Related: 670,000 people died in china during 2012 because of pollution caused by coal burning

Kumar believes that the glut of private vehicles results from a dangerous — and deliberate — policy gap.

“The government thinks public transport companies should survive on their own, so prices are going haywire and it’s becoming progressively more expensive to travel by public transport,” he told VICE News. “This is the opposite direction to other countries in the world.”

As a result, he says, the number of people using public transport has come down by 60 per cent in the past decade, which means more people are buying private vehicles, and end up in traffic congestion breathing in one another’s noxious fumes.

The residents of Rafi Nagar in Govandi breathe far worse.
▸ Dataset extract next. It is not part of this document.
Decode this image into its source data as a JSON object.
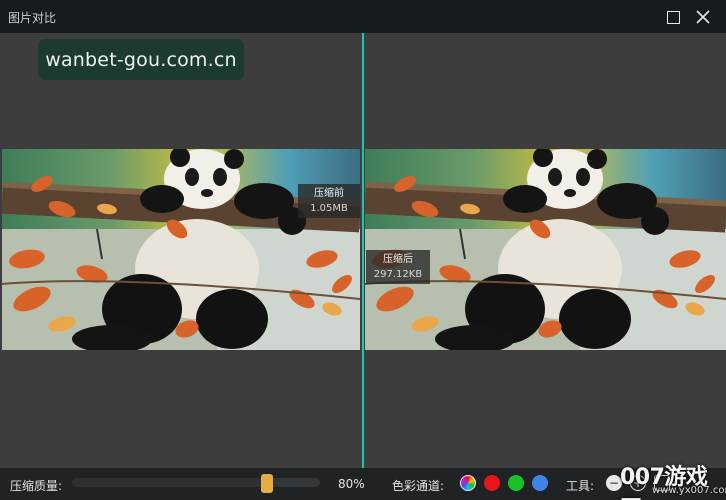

The cluster of metal sheds in which they live butts right up against the landfill. Children and young men constantly mill atop the simmering bulk, retrieving old electronics and scrap metal to sort through in their huts.

“Big cocktails of things burn in these fires, including wood, garbage, rubber, leather,” Kumar told VICE News, “so they have a different character altogether — one that’s very harmful.”